Russia's federal atomic energy agency has signed an agreement with the Burmese regime to build it’s first nuclear power plant. The project aims to balance ex Burma’s total dependence on neighbouring power China. The US protests: too high a risk.

Mosca (AsiaNews/Agencies) – Russia will provide Myanmar with it’s first nuclear reactor. The move has dismayed the United States which has long campaigned for an acceleration in ex Burma’s democratic process.  Russia's federal atomic energy agency,  Rosatom, said it had reached a deal with the military junta to build a nuclear research centre. The plant will have a light-water reactor with a capacity of 10MW. It will use 20 per cent-enriched nuclear fuel.

Russia's federal atomic energy agency insisted Myanmar had a right to peaceful nuclear technology - and said that there was "no way" it could use the reactor to develop nuclear missiles. The United States do not agree, they claim the country is not equipped with the necessary security standards to handle the atomic material; US State Department deputy spokesman Tom Casey said main concerns include “the possibility for accidents, for environmental damage, or for proliferation simply by the possibility of fuel being diverted, stolen or otherwise removed”.

Moscow maintains that construction of the Burmese nuclear power plan twill take place under the strict supervision of the International Atomic Energy Agency, IAEA.  It is still unknown, however where exactly the plan twill be built; unofficial sources speak of Pwint Phyu, a small city in the centre of the country, in the region of Magwe.
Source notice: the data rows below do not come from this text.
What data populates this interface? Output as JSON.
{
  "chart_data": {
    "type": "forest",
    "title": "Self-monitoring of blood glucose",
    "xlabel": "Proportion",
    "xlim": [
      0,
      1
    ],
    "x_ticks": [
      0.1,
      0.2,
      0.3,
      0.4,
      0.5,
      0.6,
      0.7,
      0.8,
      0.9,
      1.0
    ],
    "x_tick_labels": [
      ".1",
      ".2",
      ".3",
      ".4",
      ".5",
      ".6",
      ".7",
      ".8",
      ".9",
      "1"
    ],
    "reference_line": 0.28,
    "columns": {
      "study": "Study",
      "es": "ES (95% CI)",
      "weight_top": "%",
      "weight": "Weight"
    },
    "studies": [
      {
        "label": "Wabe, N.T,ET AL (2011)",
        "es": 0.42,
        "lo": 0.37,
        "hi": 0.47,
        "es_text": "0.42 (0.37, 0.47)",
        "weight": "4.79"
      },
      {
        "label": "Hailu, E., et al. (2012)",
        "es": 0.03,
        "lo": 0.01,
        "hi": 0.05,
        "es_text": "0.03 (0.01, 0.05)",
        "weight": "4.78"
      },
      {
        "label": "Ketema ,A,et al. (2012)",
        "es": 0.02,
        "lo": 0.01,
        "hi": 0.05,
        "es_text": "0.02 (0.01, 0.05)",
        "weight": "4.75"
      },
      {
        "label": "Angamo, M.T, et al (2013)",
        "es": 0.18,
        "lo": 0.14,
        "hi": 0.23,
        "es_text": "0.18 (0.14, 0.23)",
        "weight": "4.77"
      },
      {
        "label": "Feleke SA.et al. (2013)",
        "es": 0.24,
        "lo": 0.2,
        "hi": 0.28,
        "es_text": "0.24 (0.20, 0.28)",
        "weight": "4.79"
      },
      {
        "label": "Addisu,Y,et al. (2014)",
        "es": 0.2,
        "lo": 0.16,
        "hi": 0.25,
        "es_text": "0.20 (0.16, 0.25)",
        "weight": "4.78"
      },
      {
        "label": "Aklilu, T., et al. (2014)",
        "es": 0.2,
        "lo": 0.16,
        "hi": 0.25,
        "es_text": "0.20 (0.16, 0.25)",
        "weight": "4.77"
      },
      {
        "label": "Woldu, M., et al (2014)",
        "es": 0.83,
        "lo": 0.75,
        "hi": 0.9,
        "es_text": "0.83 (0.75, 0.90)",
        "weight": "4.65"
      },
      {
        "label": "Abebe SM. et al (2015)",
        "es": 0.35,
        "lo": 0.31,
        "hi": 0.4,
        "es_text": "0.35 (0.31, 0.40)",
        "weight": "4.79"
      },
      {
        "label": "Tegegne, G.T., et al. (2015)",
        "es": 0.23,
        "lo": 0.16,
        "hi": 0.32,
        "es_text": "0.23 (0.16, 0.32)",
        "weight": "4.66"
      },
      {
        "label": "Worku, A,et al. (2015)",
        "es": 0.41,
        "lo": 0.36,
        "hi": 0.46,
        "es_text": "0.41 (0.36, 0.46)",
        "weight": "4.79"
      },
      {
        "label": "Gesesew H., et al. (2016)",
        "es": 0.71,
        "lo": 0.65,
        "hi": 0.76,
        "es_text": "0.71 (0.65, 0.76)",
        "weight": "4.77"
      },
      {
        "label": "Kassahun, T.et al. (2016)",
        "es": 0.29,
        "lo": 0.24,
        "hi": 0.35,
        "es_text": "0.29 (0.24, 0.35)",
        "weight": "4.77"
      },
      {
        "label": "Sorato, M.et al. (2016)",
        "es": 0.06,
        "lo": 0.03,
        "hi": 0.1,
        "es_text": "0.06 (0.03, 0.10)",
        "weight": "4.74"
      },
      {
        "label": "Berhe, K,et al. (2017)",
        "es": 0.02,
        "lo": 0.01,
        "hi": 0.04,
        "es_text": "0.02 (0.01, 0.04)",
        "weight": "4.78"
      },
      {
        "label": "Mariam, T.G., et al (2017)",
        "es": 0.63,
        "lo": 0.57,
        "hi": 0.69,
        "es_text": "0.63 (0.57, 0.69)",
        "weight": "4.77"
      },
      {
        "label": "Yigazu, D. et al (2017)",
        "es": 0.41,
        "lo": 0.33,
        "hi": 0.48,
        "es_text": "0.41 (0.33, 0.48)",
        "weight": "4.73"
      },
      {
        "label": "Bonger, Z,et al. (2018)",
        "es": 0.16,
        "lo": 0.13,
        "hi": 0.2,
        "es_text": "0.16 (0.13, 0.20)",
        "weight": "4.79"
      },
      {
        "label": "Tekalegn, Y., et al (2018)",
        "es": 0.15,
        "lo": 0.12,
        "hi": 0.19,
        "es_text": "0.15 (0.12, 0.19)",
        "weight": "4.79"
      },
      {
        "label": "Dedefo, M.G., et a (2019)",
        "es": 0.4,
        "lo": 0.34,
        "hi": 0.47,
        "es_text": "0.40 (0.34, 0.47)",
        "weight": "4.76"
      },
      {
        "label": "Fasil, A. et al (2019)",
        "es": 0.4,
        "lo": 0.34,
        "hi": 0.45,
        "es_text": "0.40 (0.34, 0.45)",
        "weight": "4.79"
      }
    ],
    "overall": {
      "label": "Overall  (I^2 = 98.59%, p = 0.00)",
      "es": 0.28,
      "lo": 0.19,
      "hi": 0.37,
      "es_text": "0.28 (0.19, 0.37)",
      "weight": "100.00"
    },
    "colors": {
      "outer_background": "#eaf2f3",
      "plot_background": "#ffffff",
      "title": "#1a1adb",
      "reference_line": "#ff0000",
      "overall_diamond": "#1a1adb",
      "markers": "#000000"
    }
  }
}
Myanmar has been under US and European sanctions since 1990, when the junta refused to accept the election victory of the opposition leader, Aung San Suu Kyi. The impact of the sanctions has been muted, however, because of countries such as China, India, Russia and Thailand, which are spending billions of dollars to gain a share of Myanmar's vast energy resources. Analysts believe its leaders have sought Russia's help in an attempt to balance its traditional and lopsided dependence on China.